TWU national secretary Michael Kaine said: “These were committed Qantas workers who had done nothing wrong and had loyally served this company, in many cases, for decades. They weren’t just sacked, they were told by Qantas that they were delusional for questioning it. This ruthless, self-interested and illegal calculation to kick them to the curb has rightfully merited the largest ever penalty of its kind.
“These workers took on a fight against a company with almost limitless resources, knowing it was a long shot, and today’s decision is a $90 million message to corporate Australia that workers will stand up for what’s right.
“Qantas was not sorry to workers when it illegally outsourced these workers, many finding out they’d lost their jobs over a loudspeaker in the lunch room. It was not sorry when it dragged them all the way to the High Court, or when it argued it should have to pay them no compensation at all. Qantas is only sorry now that it has to pay the largest penalty fine of any employer in Australian corporate history.

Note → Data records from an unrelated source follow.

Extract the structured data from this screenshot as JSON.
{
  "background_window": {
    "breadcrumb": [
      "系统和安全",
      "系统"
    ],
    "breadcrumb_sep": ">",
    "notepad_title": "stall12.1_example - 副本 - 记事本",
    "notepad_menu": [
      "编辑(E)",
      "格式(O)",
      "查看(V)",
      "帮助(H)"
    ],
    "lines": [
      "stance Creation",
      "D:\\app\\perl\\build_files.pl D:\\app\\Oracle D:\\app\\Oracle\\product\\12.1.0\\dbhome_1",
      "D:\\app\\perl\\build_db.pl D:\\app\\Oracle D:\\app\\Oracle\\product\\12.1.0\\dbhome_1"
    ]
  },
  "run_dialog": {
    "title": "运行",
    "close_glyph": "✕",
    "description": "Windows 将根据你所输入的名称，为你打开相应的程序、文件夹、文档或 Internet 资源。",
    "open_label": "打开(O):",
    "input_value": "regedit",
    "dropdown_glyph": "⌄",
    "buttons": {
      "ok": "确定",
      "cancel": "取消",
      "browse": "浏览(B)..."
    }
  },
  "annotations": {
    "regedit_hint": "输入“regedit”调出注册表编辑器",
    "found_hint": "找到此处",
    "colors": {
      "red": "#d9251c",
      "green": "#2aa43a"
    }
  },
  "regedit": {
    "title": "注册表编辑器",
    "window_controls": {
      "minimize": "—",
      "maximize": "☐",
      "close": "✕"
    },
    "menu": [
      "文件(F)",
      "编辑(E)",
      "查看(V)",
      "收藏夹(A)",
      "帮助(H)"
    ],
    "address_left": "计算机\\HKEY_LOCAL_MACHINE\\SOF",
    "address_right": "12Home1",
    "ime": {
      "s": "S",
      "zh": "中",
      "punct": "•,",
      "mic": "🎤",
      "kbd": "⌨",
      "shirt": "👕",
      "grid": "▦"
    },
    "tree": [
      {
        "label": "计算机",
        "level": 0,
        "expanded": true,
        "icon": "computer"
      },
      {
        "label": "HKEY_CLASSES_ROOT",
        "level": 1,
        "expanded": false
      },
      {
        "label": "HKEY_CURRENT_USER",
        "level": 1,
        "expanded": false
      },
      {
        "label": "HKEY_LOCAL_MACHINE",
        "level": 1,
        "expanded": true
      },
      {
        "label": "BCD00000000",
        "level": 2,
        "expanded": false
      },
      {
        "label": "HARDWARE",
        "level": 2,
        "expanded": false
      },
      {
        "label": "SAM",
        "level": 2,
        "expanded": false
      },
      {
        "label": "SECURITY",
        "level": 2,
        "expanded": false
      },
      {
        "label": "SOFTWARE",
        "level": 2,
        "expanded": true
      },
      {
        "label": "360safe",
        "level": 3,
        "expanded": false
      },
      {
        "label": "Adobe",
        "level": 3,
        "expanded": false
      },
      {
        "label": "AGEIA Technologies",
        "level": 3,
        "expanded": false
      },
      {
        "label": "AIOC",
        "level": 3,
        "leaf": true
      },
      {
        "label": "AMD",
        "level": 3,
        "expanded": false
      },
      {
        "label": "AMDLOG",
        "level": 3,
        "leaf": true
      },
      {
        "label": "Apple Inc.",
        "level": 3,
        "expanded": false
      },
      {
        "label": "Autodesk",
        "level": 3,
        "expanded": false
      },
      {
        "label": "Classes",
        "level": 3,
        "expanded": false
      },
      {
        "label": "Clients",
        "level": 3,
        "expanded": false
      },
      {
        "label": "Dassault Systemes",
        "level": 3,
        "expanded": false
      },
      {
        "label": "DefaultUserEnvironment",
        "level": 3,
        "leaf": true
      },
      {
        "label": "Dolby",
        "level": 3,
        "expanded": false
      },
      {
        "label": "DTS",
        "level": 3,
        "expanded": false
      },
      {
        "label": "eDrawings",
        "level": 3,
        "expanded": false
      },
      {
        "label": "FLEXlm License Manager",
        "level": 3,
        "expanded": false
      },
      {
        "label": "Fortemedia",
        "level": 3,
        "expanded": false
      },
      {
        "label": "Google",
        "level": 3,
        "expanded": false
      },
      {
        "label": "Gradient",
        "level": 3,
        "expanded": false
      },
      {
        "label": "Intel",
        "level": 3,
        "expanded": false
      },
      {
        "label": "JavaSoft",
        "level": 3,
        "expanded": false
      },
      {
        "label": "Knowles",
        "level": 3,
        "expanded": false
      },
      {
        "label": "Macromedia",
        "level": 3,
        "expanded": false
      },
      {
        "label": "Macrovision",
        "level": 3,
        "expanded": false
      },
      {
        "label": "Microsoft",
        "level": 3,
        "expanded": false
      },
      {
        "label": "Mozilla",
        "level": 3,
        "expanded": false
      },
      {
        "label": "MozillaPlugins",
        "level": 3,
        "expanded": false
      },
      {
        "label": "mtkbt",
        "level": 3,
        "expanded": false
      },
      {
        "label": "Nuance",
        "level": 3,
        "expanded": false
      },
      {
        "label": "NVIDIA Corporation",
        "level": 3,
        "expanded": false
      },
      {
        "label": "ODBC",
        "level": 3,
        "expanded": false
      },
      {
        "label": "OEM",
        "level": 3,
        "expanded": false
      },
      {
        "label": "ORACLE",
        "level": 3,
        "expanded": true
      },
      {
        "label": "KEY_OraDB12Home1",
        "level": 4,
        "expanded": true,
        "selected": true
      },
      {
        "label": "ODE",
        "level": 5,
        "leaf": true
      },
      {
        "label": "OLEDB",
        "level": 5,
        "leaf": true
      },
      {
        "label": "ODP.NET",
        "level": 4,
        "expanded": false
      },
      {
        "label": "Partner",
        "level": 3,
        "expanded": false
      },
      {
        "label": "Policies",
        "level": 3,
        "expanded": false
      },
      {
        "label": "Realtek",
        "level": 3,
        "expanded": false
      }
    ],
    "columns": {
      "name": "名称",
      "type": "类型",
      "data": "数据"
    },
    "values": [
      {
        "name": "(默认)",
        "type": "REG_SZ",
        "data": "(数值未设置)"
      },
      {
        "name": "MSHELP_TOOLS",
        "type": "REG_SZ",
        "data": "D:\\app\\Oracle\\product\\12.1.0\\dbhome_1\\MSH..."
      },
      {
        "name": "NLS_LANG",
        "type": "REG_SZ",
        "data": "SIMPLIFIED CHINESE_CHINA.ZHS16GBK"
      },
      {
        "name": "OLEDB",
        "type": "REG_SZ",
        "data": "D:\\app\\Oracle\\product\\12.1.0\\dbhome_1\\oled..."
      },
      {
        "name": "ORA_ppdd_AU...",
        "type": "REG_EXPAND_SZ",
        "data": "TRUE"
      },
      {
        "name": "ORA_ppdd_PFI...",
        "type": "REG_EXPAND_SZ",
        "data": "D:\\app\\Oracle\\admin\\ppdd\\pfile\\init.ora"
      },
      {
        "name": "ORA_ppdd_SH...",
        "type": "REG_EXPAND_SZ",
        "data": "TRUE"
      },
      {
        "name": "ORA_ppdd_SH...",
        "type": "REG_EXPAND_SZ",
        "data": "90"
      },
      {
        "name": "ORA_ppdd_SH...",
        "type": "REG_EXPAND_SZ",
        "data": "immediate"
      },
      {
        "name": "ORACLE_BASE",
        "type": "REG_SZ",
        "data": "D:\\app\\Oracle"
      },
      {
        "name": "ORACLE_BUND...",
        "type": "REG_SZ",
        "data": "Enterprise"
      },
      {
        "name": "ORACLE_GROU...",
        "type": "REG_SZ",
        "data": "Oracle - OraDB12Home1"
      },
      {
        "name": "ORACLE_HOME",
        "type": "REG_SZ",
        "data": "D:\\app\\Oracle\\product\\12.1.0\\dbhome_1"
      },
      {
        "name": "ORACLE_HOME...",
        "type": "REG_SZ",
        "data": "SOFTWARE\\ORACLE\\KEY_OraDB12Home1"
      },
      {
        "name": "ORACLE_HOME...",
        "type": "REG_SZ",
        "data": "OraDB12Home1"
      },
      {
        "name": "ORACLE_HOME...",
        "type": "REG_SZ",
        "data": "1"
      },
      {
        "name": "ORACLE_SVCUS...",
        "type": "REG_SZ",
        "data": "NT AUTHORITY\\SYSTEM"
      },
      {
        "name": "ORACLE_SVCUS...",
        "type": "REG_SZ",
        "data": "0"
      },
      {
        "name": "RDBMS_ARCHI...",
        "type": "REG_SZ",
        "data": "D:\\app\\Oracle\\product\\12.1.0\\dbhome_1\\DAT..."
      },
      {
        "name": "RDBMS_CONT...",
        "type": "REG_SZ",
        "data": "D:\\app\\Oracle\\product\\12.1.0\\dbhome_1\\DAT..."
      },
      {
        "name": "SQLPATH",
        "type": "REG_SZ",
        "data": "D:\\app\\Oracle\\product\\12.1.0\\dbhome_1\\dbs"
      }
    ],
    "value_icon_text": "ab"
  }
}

“If Qantas is serious about changing its behaviour, it will now move to improve standards for workers in its supply chain at companies like Swissport still suffering appalling safety incidents, understaffing and low pay.”
Qantas’ response
In a statement, the Qantas Group said that it accepts the Federal Court’s decision today on the penalty for unlawfully outsourcing its ground handling function in 2020.
“Today’s judgment holds us accountable for our actions that caused real harm to our employees,” the national carrier said.
Qantas Group chief executive Vanessa Hudson said: “We sincerely apologise to each and every one of the 1,820 ground-handling employees and to their families who suffered as a result. The decision to outsource five years ago, particularly during such an uncertain time, caused genuine hardship for many of our former team and their families.
“The impact was felt not only by those who lost their jobs, but by our entire workforce. Over the past 18 months, we’ve worked hard to change the way we operate as part of our efforts to rebuild trust with our people and our customers. This remains our highest priority as we work to earn back the trust we lost.”
The $90 million penalty will, Qantas said, be paid in accordance with the orders of the court, and it noted it has also paid $120 million into the compensation fund for all affected former employees, which is being administered by Maurice Blackburn.